How you respond to this is, in my opinion, the core challenge of leading a large organization. How do you continue to remain emotionally engaged with the challenges faced by individuals you’re responsible to help, when their problem is low in your problems queue? In that moment, do you shrug off the responsibility, either by changing roles or picking powerlessness? Hide in indifference? Become so hard on yourself that you collapse inward?
I’ve tried all of these! They weren’t very satisfying.
What I’ve found most successful is to identify a few areas to improve, ensure you’re making progress on those, and give yourself permission to do the rest poorly. Work with your manager to write this up as an explicit plan and agree on what reasonable progress looks like. These issues are still stored with your other bags of risk and responsibility, but you’ve agreed on expectations.
Now
you have a set of organizational risks that you’re pretty confident will get fixed, and then you have all the others: known problems, likely to go sideways, that you don’t believe you’re able to address quickly. What do you do about those?

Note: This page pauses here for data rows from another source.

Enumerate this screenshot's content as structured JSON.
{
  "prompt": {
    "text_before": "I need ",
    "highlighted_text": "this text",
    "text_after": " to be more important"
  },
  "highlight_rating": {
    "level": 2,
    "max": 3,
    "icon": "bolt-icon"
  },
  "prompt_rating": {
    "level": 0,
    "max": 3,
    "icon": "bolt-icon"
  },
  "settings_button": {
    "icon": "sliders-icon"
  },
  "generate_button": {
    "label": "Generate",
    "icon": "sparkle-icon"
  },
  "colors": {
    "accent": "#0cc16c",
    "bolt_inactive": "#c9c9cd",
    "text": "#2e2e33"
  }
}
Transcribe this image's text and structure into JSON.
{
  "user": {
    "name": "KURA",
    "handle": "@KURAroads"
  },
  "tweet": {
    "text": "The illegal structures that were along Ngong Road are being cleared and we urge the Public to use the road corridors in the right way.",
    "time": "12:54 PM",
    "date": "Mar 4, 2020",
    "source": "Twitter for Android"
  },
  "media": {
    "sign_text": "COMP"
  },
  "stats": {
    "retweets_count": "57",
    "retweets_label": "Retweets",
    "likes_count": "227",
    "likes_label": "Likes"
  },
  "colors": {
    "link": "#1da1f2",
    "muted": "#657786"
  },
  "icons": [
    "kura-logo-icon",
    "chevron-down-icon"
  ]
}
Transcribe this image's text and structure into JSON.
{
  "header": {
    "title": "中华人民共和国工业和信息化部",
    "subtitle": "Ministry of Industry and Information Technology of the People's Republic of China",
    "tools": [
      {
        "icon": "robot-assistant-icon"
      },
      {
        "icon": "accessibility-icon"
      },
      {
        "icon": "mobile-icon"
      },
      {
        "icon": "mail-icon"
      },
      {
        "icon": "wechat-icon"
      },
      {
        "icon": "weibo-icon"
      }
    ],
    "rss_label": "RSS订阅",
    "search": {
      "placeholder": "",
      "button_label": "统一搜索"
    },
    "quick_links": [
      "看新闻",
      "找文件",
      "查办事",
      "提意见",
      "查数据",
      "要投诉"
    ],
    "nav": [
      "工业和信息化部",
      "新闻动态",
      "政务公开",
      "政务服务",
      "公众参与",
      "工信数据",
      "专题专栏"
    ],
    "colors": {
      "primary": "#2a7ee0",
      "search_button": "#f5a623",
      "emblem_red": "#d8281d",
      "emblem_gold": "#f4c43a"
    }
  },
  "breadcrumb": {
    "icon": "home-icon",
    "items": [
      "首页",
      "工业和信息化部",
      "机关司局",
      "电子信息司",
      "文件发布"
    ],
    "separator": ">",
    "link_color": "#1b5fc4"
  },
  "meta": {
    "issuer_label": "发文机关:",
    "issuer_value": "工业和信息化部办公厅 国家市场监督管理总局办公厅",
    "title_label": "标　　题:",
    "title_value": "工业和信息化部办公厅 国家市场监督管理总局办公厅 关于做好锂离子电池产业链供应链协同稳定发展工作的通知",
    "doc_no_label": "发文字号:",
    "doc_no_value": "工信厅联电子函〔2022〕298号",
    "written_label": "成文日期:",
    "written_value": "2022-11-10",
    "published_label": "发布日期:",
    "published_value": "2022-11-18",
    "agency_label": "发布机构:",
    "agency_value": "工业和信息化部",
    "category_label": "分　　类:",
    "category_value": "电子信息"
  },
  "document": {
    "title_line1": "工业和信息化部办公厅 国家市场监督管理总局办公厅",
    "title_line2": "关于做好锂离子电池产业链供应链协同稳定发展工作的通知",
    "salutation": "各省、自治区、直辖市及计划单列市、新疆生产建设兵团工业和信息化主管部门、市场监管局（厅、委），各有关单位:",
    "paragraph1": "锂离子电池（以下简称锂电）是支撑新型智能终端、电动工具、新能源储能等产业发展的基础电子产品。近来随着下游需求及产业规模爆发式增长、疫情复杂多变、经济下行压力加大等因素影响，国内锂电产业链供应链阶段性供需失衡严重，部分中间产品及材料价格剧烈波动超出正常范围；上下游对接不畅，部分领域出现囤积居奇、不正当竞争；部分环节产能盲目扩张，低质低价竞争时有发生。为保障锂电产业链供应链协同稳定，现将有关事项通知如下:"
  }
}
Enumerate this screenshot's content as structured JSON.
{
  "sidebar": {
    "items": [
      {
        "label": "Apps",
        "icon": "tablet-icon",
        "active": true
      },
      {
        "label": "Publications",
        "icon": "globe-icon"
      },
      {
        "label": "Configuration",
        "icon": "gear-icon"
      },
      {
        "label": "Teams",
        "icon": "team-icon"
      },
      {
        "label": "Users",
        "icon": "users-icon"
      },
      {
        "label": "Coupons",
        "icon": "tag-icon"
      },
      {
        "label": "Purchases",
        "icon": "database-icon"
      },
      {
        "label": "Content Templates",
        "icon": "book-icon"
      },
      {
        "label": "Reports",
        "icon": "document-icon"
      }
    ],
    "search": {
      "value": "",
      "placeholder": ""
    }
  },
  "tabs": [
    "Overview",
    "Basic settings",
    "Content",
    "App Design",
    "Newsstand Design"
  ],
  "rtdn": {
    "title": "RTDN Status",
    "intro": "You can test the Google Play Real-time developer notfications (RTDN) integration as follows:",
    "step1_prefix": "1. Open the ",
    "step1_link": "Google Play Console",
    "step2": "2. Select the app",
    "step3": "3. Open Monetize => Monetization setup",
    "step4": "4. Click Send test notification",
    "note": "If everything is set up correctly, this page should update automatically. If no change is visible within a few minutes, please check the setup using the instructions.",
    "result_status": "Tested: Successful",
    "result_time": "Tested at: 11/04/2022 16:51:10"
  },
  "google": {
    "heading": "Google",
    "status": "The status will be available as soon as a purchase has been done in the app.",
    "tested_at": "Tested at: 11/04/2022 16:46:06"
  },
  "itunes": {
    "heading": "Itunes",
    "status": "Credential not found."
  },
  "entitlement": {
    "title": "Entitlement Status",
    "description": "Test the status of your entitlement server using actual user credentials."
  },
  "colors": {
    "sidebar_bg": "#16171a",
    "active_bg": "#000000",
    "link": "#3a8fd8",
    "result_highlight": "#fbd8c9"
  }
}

I like to keep them close.
Typically, my organizational philosophy is to stabilize team-by-team and organization-by-organization. Ensuring any given area is well on the path to health before moving my focus. I try not to push risks onto teams that are functioning well. You do need to delegate some risks, but generally I think it’s best to only delegate solvable risk. If something simply isn’t likely to go well, I think it’s best to hold the bag yourself. You may be the best suited to manage the risk, but you’re almost certainly the best positioned to take responsibility.
As an organizational leader, you’ll always have a portfolio of risk, and you’ll always be doing very badly at some things that are important to you. That’s not only okay, it’s unavoidable.
2.6 Succession planning
Two or three years into a role, you may find that your personal rate of learning has trailed off. You know your team well, the industry particulars are no longer quite as intimidating, and you have solved the mystery of getting things done at your company. This can be a sign to start looking for your next role, but it’s also a great opportunity to build experience with succession planning.
Succession planning is thinking through how the organization would function without you, documenting those gaps, and starting to fill them in. It’s awkward enough to talk about that it doesn’t get much discussion, but it’s a foundational skill for building an enduring organization.